D’après le conférencier, on est exposé aux menaces comme tout autre pays, comme tout autre Etat. Il estime que les structures qui existent au Sénégal ne sont pas à l’abri des menaces d’attaques Cybersécurité criminelles qui sont en train de se proliférer au niveau mondial.

« Nous sommes très vulnérables et nous restons toujours très vulnérables tant que nous ne nous prenons pas les choses en main pour que vraiment la cybersécurité des citoyens du Sénégal en général soit pris au sérieux parce qu’aujourd’hui quand on se désole de la non mise en œuvre effective du plan stratégique national de cybersécurité, cela veut dire qu’il y a un problème », dixit M. Diagne.

Le conférencier suggère deux choses essentielles : « la première, c’est revisiter la stratégie nationale, l’évaluer, c’est important et c’est le moment de le faire pour rebondir parce que quand on a fait l’étude de la mise en œuvre de cette stratégie-là, on s’est rendu compte que plusieurs objectifs qui ont été retenus au sein de cette stratégie-là, n’ont pas été atteints.
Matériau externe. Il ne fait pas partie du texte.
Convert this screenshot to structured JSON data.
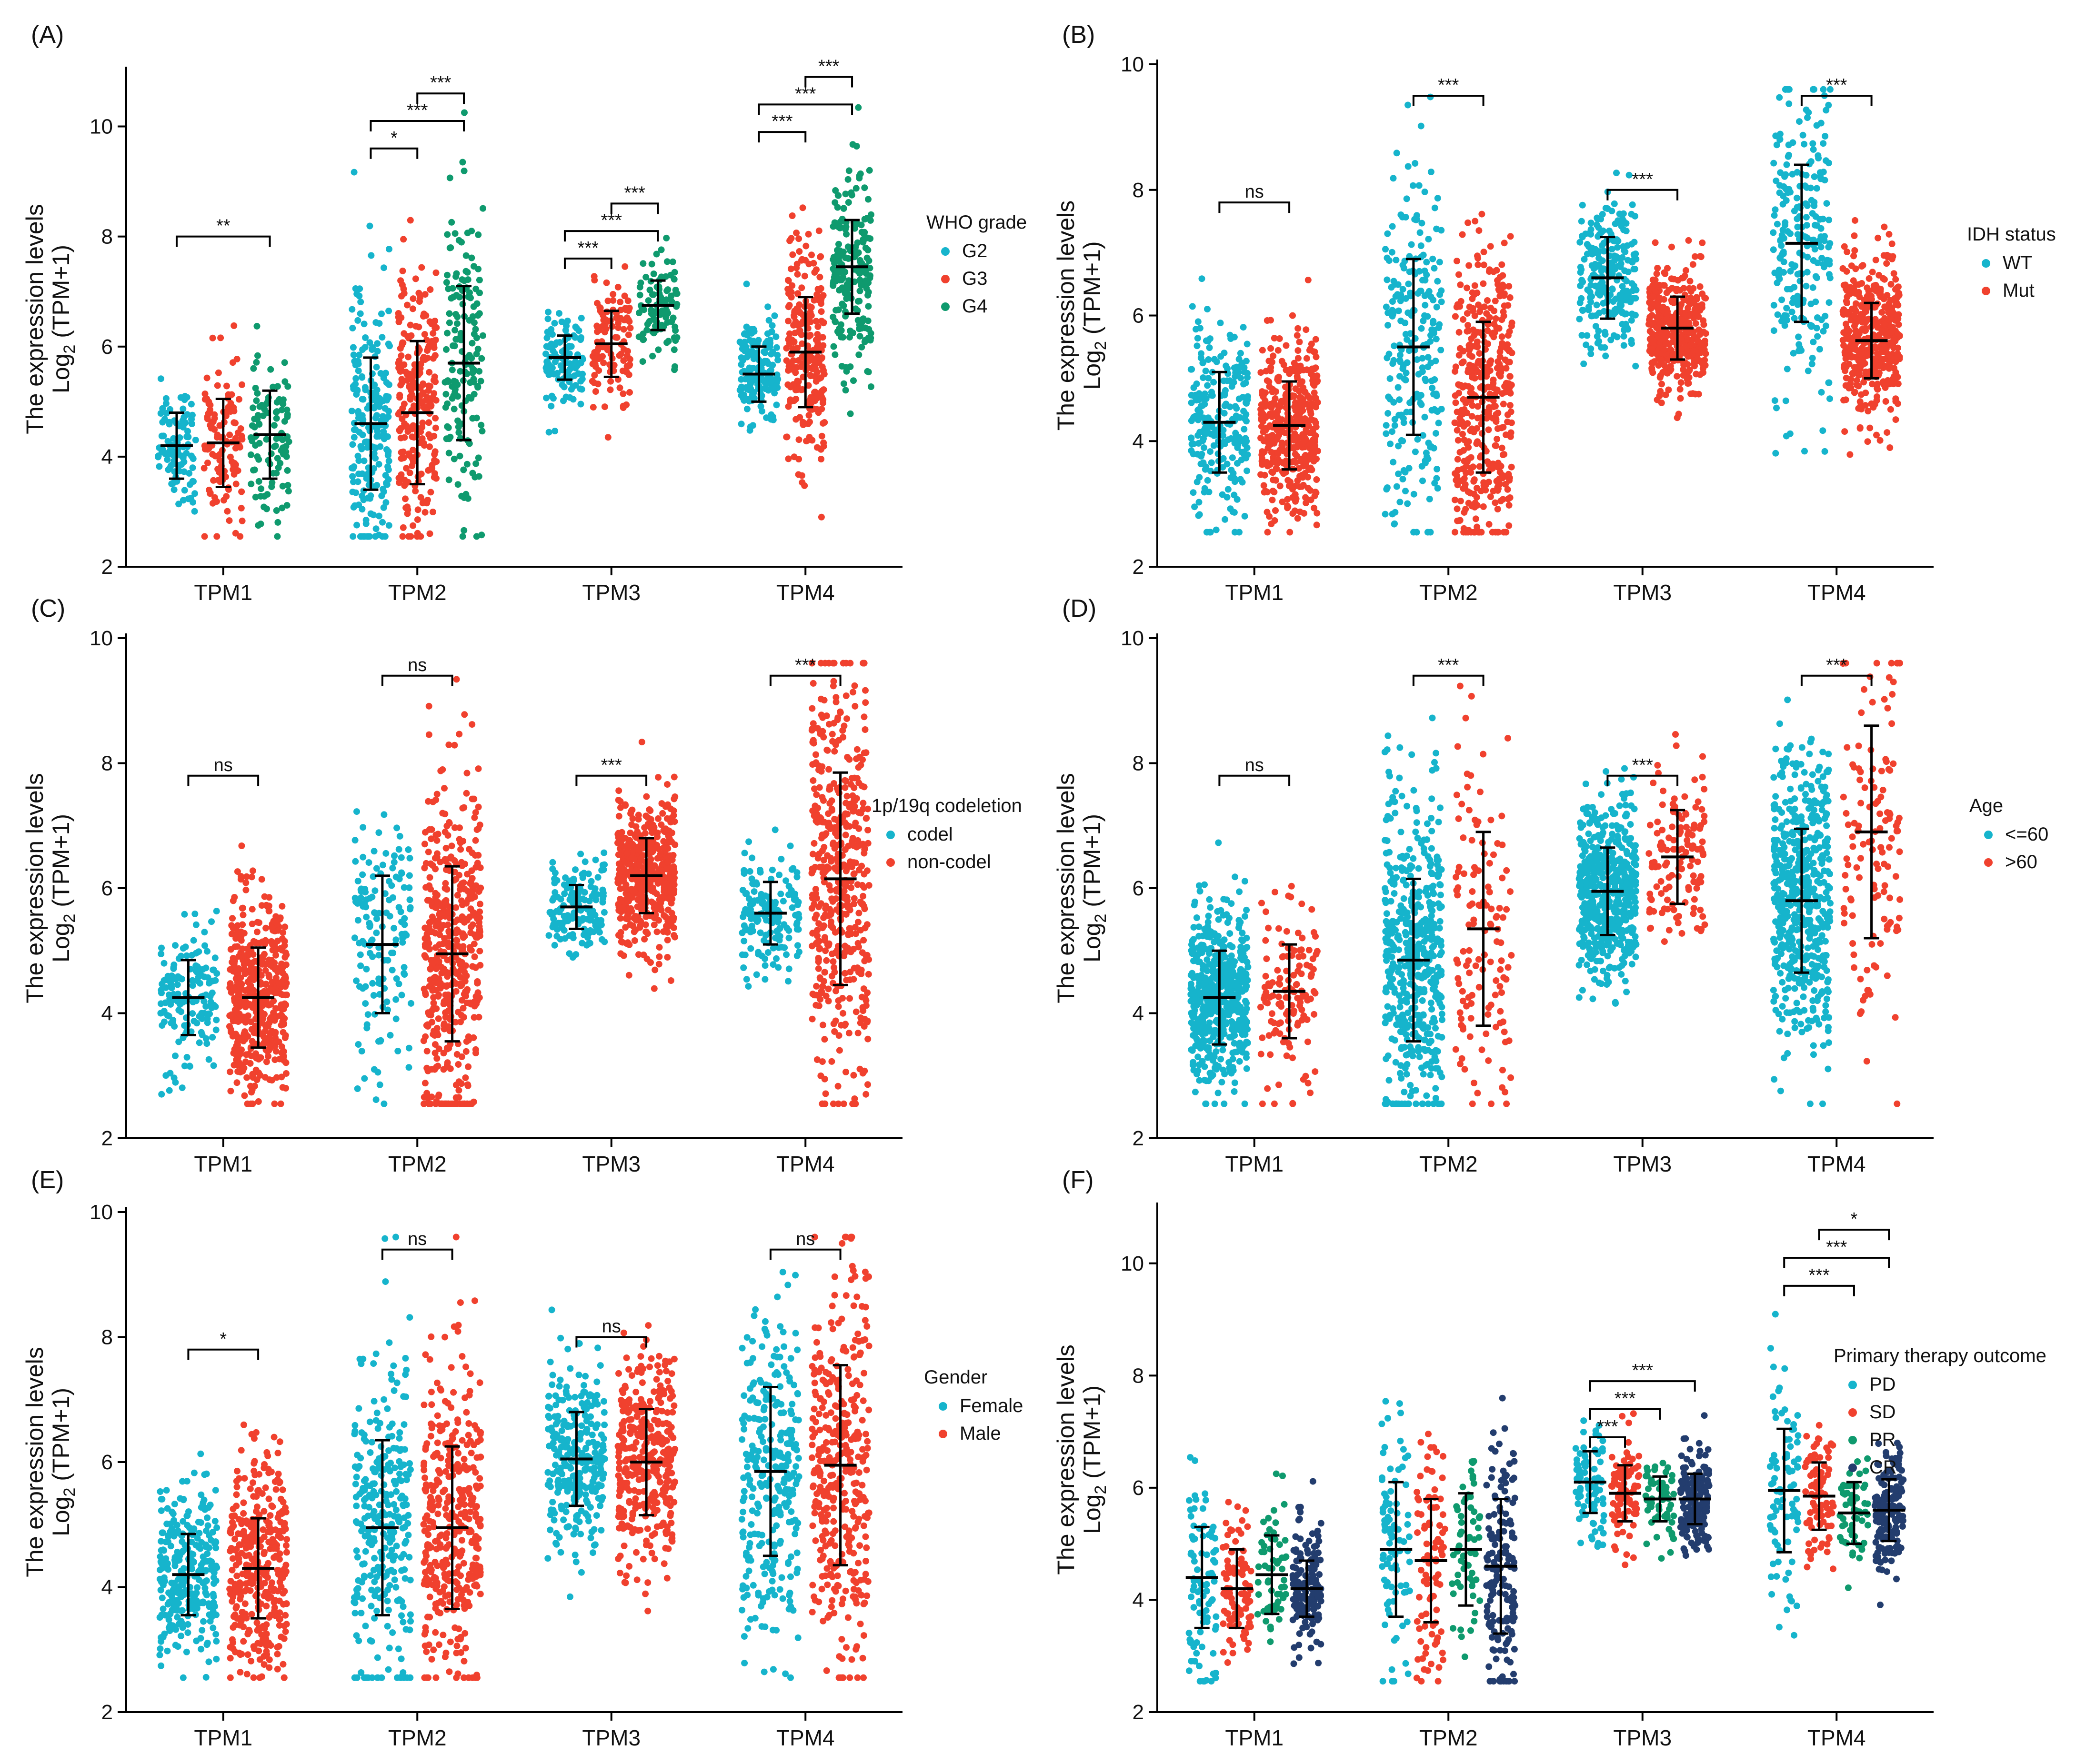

Déjà, on peut même parler d’une mise en œuvre qui a été défaillante. Deuxièmement, je crois qu’il est impératif de refaire l’étude de la maturité de la cybersécurité du pays, ça, c’est important, c’est même le point crucial qu’il faut faire. Quel est le niveau de la maturité de la cybersécurité ? Est-ce que le Sénégal est préparé à faire face réellement et de manière efficace et efficiente aux menaces cyber- criminelles qui sont en train proliférer dans le monde ».

« L’évolution des technologies de l’information et de la communication est devenue aujourd’hui une réalité au Sénégal confortée par la multiplicité d’offres autour du haut débit, l’amélioration de la qualité des infrastructures, des services et la réduction des coûts. Etant conscient de ces atouts, le Sénégal a élaboré et adopté sa stratégie nationale de transformation en une société numérique « Sénégal numérique 2025 » (SN2025). Dans cette optique, la SN2025 s’appuie sur trois prérequis : le cadre juridique et institutionnel ; le capital humain et la confiance numérique. A cet effet, pour réaliser un cadre institutionnel performant et pertinent, portant adhésion de tous les segments représentatifs de la société, il est important que tous les acteurs de l’écosystème internet soient associés », précise la note conceptuelle de l’atelier.

Toujours d’après la source, la mise en place d’une gouvernance multipartite de la cybersécurité est fondamentale pour la réalisation d’un cadre institutionnel inclusif n’excluant aucune des parties prenantes. Et cela favorisera le renforcement de la protection des droits de l’homme, notamment la politique relative aux données personnelles, à la liberté d’expression et à la vie privée.

Rappelons que les cinq objectifs stratégiques sont les suivants : Renforcer le cadre juridique et institutionnel de la cybersécurité au Sénégal ; Protéger les infrastructures d’information critiques (IIC) et les systèmes d’information de l’Etat du Sénégal ; Promouvoir une culture de la cybersécurité au Sénégal ; Renforcer les capacités et les connaissances techniques en cybersécurité dans tous les secteurs ; Participer aux efforts régionaux et internationaux de cybersécurité.